Back to the Future – Hypothetical thoughts
Consider the following scenario. By a quirk of fate, you are for a few moments sent to 2021 (1 Decade ahead). Being a finance person, your first instinct is to get a Finance Almanac to take a look at Nifty as well as other asset class such as Gold / Rupee-Dollar / Real Estate. The idea is to know what asset class will work best so that when you are sent back to the present – 2011 you can invest in the best.
But instead of the asset classes being higher than current, you see that all asset class prices have actually halved. This can happen either due to actual fall in asset prices or just inflation eating into the returns. Either way, lets assume that your almanac shows that Nifty is now at 3000, Gold is at 1250, Real Estate at 50% current price and Rupee-Dollar is 25 (vs. 45 today).
The big question then is, how do we grow our networth if there is no growth in any of the asset classes that we usually use to invest. This is of course a very hypothetical question, but not something un-imaginable. Just ask Japan. Nikkei came all the way down from 38K to 7.5K, Gold in terms of Yen went down since Yen appreciated strongly while Gold (International) itself did not move much (except for recent couple of years), USD/Yen went from 278.31 in November 1981 to 79.75 in April 1995. In other words, for the Japanese, every investment since 1980 has turned out to be far worse than anything imagined.
One of the way out is to invest in Fixed Deposits, but remember, there is no guarantee that there will be high interest rates either. Japan for instance has been at Zero for a very long time and still the economy has not grown. Its a sort of a double-dhamaka but one that has the worst possible outcome.

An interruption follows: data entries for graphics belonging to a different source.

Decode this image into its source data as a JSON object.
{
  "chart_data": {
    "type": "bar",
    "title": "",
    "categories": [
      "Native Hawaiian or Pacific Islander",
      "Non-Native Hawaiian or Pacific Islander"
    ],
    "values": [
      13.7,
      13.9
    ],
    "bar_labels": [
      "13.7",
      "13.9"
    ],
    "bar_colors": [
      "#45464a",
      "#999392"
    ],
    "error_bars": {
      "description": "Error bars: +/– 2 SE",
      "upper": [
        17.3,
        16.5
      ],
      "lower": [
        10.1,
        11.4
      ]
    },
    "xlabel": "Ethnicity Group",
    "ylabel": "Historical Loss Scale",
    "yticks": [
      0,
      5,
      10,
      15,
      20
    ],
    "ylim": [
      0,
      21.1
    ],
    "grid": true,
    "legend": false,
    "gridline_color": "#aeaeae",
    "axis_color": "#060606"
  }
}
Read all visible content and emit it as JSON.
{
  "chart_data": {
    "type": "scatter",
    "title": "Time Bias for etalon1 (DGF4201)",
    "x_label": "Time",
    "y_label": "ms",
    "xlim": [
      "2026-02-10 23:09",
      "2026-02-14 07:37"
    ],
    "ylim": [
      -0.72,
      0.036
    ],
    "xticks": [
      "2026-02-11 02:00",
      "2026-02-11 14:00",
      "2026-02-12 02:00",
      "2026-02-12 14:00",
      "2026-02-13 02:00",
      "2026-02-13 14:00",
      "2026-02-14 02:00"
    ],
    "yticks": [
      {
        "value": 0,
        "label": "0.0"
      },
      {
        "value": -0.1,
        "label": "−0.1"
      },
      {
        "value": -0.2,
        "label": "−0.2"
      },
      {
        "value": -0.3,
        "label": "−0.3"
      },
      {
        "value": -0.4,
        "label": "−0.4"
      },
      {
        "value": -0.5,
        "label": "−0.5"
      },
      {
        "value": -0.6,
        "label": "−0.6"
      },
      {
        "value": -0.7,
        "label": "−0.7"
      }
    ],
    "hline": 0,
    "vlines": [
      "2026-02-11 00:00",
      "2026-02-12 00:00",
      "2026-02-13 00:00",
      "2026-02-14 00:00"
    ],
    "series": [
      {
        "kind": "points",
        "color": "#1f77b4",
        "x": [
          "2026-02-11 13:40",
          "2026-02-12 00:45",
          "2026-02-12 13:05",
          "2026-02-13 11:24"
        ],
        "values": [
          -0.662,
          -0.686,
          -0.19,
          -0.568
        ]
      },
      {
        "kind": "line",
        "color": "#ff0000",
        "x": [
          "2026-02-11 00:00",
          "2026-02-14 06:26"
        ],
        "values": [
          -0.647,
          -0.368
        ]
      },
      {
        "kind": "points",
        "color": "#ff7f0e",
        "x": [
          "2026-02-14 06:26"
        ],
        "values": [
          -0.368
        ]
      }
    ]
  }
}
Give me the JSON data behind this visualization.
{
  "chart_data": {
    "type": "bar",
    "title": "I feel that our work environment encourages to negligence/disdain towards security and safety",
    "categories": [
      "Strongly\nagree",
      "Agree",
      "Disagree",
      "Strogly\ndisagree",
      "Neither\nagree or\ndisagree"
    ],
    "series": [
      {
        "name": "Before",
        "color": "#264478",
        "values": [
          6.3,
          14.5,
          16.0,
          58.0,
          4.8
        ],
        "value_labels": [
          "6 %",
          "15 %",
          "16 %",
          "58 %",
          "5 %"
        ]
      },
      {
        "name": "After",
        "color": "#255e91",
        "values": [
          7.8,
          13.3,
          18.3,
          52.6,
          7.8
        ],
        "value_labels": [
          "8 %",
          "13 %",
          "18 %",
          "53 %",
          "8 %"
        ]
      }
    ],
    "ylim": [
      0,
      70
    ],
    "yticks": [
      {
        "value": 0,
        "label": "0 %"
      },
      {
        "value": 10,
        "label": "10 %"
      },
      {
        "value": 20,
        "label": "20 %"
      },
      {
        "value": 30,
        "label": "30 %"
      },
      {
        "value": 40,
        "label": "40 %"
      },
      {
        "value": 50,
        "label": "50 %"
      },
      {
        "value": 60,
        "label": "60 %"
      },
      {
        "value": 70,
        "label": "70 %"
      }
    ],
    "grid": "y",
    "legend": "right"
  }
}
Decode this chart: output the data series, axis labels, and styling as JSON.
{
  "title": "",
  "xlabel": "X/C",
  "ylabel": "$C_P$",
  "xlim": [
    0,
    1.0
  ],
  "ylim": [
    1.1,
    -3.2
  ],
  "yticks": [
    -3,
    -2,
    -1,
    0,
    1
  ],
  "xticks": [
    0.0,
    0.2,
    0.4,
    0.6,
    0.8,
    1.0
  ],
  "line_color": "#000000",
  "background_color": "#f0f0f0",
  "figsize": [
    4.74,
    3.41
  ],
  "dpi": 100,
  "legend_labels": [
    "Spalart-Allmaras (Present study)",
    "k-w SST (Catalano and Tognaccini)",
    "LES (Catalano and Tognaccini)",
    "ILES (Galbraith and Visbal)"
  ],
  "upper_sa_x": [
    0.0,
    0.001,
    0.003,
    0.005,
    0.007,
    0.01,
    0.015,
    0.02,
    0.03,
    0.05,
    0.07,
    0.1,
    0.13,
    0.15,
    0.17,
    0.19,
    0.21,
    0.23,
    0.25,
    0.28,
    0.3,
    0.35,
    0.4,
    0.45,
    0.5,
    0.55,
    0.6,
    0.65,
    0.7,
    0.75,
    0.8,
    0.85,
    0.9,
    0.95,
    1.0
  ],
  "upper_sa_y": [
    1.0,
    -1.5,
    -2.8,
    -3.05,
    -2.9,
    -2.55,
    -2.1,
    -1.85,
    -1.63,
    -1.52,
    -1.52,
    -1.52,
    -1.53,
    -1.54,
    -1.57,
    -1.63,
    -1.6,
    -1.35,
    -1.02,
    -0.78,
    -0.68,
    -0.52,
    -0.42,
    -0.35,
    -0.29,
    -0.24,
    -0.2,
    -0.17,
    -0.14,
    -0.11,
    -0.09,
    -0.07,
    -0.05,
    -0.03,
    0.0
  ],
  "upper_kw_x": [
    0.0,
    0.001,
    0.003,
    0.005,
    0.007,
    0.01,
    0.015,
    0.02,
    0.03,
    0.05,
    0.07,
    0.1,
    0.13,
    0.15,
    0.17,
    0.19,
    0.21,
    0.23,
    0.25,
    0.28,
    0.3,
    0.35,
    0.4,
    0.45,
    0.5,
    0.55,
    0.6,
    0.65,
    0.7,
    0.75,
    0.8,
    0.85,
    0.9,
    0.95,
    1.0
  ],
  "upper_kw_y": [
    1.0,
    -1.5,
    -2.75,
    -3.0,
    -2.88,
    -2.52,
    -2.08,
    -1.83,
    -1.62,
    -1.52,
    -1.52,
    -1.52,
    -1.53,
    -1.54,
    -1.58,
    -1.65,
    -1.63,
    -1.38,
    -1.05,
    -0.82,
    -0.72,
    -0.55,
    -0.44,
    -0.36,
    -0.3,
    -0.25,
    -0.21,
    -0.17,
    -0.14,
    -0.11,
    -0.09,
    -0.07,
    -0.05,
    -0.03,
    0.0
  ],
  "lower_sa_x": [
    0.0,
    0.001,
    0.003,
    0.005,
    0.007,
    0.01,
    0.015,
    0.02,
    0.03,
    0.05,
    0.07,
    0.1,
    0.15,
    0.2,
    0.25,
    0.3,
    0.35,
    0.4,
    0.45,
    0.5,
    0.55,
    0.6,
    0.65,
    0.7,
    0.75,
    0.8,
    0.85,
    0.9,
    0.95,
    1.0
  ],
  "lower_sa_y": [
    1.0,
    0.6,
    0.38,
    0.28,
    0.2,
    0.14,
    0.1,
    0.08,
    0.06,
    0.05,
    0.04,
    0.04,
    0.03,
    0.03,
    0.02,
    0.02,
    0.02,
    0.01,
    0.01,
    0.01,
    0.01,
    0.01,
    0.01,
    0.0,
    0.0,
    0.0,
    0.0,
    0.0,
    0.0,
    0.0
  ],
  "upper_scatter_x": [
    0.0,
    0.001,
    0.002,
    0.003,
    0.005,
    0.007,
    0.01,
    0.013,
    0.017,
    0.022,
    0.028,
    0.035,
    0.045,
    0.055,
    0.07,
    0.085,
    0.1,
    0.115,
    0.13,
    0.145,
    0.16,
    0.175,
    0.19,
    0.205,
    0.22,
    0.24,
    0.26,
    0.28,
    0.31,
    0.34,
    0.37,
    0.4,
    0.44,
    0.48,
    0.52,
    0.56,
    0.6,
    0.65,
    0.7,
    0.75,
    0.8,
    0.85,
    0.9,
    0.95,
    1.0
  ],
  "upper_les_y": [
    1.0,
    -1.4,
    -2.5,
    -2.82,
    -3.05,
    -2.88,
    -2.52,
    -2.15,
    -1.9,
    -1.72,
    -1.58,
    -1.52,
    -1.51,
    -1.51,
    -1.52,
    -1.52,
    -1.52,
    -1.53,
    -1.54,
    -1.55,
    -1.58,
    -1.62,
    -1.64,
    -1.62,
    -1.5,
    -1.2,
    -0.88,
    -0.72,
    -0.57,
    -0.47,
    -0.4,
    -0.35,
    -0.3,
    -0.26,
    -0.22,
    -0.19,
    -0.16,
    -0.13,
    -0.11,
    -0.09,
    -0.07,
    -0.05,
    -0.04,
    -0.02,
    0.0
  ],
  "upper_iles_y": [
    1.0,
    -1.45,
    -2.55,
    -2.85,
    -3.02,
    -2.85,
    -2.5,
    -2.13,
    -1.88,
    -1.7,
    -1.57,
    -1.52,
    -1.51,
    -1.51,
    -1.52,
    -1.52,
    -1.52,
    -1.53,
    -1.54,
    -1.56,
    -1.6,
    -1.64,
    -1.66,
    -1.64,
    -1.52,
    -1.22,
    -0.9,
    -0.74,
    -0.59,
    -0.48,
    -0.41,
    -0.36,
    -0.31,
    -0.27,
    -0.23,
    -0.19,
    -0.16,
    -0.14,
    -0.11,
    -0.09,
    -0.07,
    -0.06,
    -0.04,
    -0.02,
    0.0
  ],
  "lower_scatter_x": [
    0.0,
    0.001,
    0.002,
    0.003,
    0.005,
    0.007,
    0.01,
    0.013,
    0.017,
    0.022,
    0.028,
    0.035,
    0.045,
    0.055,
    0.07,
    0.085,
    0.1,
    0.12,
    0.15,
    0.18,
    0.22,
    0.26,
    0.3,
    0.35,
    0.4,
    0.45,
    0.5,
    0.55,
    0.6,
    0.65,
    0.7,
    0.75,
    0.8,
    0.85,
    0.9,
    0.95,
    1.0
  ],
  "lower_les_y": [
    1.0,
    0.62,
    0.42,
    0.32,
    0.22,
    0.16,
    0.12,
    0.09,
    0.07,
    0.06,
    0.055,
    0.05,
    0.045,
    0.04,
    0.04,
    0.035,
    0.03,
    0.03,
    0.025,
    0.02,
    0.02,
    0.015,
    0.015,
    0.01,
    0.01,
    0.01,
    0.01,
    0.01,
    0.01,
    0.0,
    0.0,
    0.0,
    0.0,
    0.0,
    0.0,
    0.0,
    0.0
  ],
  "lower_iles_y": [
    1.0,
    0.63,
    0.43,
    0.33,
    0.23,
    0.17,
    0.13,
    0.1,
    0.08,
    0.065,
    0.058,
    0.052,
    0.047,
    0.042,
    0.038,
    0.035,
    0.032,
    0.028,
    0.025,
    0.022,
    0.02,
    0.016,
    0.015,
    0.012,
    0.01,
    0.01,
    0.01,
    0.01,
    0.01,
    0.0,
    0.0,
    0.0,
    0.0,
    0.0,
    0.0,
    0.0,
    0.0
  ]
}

Whether India will suffer a similar fate is tough to answer at the current juncture. In my opinion, 2003 – 2008 can be termed as the lost half decade. We lost the opportunity to move higher because we felt that it was our god given right to grow at 9 and dream of 10. Now the pain will come to bite us and the only question that remains is, how strong is the bite.
Having said all this, I still do not believe that we have topped out. I feel that we may actually be at the stage that Dow was during the 70’s, see-sawing though the decade before one of the biggest bull runs got unleashed in the 80’s. The idea of this post is more of a effort at loud thinking at how we should allocate our resources should things go bad from here.